O Brasil de antigamente morreu, e não fizemos o luto, reflete o psicanalista Christian Dunker.
Para o autor de Lutos finitos e infinitos (Editora Paidós), lançado em 2023, o lugar do País no mundo se reformulou — mas o problema é que não estamos discutindo isso.
Em entrevista realizada pela Revista Problemas Brasileiros e o Canal UM BRASIL — ambas realizações da Federação do Comércio de Bens, Serviços e Turismo do Estado de São Paulo (FecomercioSP) —, Dunker comenta a generalização dos transtornos mentais, reflete sobre a “sociedade ansiosa” e analisa a febre das apostas.
País ‘pulou’ a fase do luto
- O antigo Brasil morreu. Dunker ressalta que as reformulações e transformações do último período deram lugar a uma nação de cara nova. “Você tem um país que acabou: um Brasil culturalmente marcado por um programa modernista, pelas ideias de desenvolvimento, pela democracia racial”, defende.
- Sem olhar para trás. O Brasil de antigamente se foi, mas sem um balanço desse encerramento, momento que teria sido oportuno para reconstruir “o que a gente queria lá atrás”. “A crise é tamanha que você precisa seguir adiante mesmo assim, sem saber para onde vai”, reflete o psicanalista.
- O luto nos transforma. Em sua recente publicação sobre o luto, Dunker avalia esse processo de perdas como algo que nos define e transforma — e que pode, sim, ser vivido de forma coletiva e não ter um fim. Segundo o psicanalista, o necessário balanço acerca das últimas transformações vividas pelo País deveria envolver esse luto.
Sociedade ansiosa
- Sintomas brasileiros. Cerca de 68% da população do País já relatou algum sentimento de nervosismo, ansiedade e tensão, segundo pesquisa do Instituto Cactus e da AtlasIntel. O agravamento desse quadro pode estar relacionado à dinâmica das redes sociais, à precarização do trabalho, à insegurança econômica e às desigualdades sociais.
- Mais que ansiedade. Dunker acredita que vivemos em uma sociedade ansiosa. “Temos uma série de problemas que vão confluindo para isso”, explica. Mas adverte que “o cardápio é vasto”. Também estamos convivendo com níveis altos de transtornos do espectro autista e déficit de atenção, por exemplo. “É uma sociedade em que 3 em cada 10 pessoas têm problemas de sono. É muita coisa”, completa.

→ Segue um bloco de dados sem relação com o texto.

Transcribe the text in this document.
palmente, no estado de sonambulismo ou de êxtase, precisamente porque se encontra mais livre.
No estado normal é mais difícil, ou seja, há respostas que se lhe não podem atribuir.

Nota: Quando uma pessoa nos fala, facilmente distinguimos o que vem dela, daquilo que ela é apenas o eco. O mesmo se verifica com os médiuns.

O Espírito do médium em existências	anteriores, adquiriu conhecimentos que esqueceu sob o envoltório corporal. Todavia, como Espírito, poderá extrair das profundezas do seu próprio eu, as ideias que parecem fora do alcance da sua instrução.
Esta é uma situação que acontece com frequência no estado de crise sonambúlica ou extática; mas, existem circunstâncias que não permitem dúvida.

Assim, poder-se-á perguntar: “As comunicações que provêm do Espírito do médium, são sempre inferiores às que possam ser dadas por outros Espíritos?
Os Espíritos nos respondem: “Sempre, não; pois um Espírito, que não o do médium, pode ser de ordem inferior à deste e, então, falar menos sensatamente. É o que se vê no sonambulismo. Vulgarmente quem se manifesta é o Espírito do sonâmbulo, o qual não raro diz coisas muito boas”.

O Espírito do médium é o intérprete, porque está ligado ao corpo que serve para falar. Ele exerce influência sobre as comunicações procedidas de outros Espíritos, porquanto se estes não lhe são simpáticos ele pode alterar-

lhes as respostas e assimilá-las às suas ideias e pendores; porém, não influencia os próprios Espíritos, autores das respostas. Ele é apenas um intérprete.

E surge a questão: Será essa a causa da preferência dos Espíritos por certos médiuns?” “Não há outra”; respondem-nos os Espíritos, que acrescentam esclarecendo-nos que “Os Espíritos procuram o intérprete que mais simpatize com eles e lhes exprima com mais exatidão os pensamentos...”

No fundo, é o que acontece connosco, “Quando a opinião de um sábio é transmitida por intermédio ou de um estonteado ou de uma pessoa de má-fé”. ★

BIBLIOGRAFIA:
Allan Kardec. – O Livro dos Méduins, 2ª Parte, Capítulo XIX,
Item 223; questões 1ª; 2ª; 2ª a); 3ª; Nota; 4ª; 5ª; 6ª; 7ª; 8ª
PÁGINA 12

- Banalização do diagnóstico. Dunker também chama a atenção para um boom das generalizações dos transtornos mentais e dos diagnósticos arbitrários. O famoso estresse deu lugar às modalidades ansiógenas, como a ansiedade e o pânico. “Hoje, dizer ‘Eu tenho ansiedade’ é o mesmo que dizer ‘Eu tenho febre’. Pode ser tuberculose, sífilis, pode ser um monte de coisas, mas já serve para dizer que tem algo errado”, destaca.
A febre das apostas
- Cultura da dívida. O endividamento está enraizado na cultura brasileira. Entre idas e vindas, essa forma de viver voltou a ser realidade para muitos, reflete o psicanalista. “Você tem o Brasil reendividado em decorrência de apostas que poderiam ter sido legisladas”, afirma Dunker.

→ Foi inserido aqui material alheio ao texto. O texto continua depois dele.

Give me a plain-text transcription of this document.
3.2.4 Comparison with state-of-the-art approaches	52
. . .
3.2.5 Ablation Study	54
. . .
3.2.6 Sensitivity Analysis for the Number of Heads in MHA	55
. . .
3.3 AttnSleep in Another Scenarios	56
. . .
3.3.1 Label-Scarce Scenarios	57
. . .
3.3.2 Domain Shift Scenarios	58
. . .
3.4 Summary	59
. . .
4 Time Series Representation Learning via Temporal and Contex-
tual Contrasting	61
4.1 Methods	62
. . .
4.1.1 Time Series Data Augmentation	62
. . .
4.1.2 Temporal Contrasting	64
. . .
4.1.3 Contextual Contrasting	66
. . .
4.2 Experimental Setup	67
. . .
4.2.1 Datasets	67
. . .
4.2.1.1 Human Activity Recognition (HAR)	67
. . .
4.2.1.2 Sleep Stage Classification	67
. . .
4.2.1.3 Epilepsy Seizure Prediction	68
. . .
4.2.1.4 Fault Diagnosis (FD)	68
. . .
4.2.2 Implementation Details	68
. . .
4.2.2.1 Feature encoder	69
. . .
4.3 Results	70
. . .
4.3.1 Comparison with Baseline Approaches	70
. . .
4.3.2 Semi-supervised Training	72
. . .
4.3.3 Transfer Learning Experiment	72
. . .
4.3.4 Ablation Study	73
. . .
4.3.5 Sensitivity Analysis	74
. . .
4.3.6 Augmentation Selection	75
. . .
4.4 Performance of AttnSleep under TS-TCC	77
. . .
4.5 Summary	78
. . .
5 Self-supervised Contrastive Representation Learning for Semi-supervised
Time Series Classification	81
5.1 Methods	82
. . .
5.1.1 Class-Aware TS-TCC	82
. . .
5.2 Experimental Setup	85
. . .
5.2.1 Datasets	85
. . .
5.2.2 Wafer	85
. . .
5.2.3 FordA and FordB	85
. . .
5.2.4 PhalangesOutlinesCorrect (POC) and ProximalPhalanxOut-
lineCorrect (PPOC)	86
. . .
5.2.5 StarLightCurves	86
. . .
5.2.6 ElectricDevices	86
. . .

- Estratégia financeira. A febre das bets, as famosas plataformas de apostas online, já virou estratégia financeira. Mas, cedo ou tarde, essa prática leva ao endividamento. Um estudo da FecomercioSP mostrou que os apostadores perdem mais (44%) do que ganham (30%).
- Perfil do apostador. A maior parte do público das bets pertence às classes mais baixas. Mesmo assim, o valor apostado é relativamente alto. Mais da metade dos entrevistados (52%) gasta mais de R$ 50 por mês. E quase 20% arriscam mais de R$ 100 mensalmente. Enquanto isso, os montantes totais dessas plataformas chegam a R$ 68,2 bilhões — o equivalente a 0,6% do Produto Interno Bruto (PIB).

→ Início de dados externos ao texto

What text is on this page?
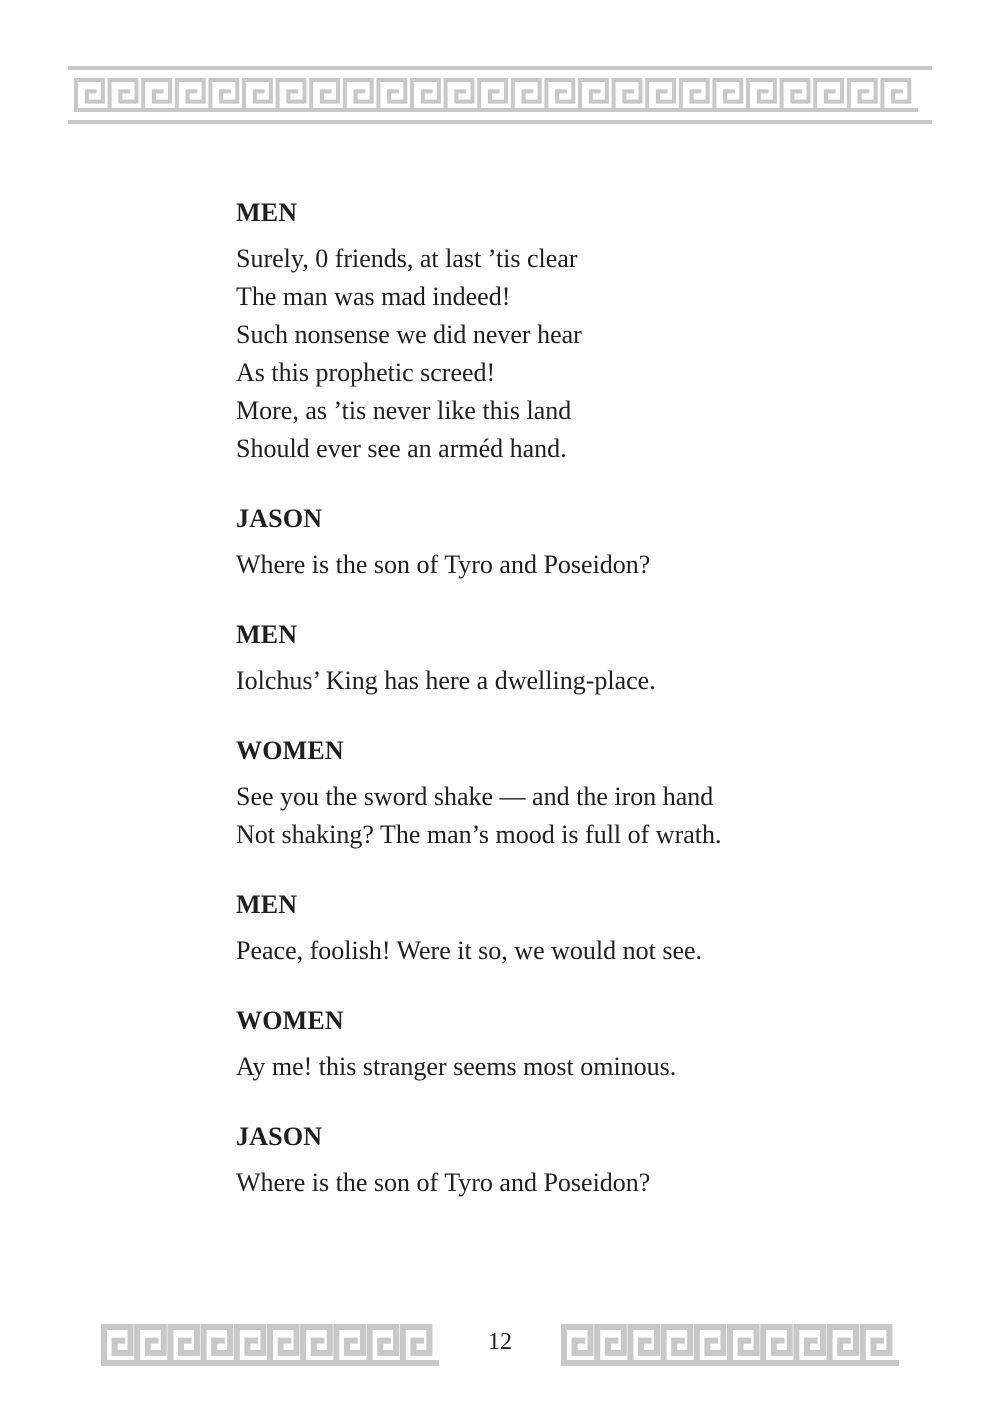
MEN

Surely, 0 friends, at last ’tis clear

The man was mad indeed!

Such nonsense we did never hear

As this prophetic screed!

More, as ’tis never like this land

Should ever see an arméd hand.

JASON

Where is the son of Tyro and Poseidon?

MEN

Iolchus’ King has here a dwelling-place.

WOMEN

See you the sword shake — and the iron hand

Not shaking? The man’s mood is full of wrath.

MEN

Peace, foolish! Were it so, we would not see.

WOMEN

Ay me! this stranger seems most ominous.

JASON

Where is the son of Tyro and Poseidon?

12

- Problema institucional. O debate sobre a regulação das apostas anda a passos lentos. Atualmente, o Supremo Tribunal Federal (STF), a pedido da Procuradoria-Geral da República (PGR), analisa a “Lei das Bets”, que pretende regulamentar o mercado de apostas online no País. Para Dunker, há atraso na definição de um marco regulatório. E a lentidão do Brasil em responder a esse problema reflete a “lentificação apática das instituições”.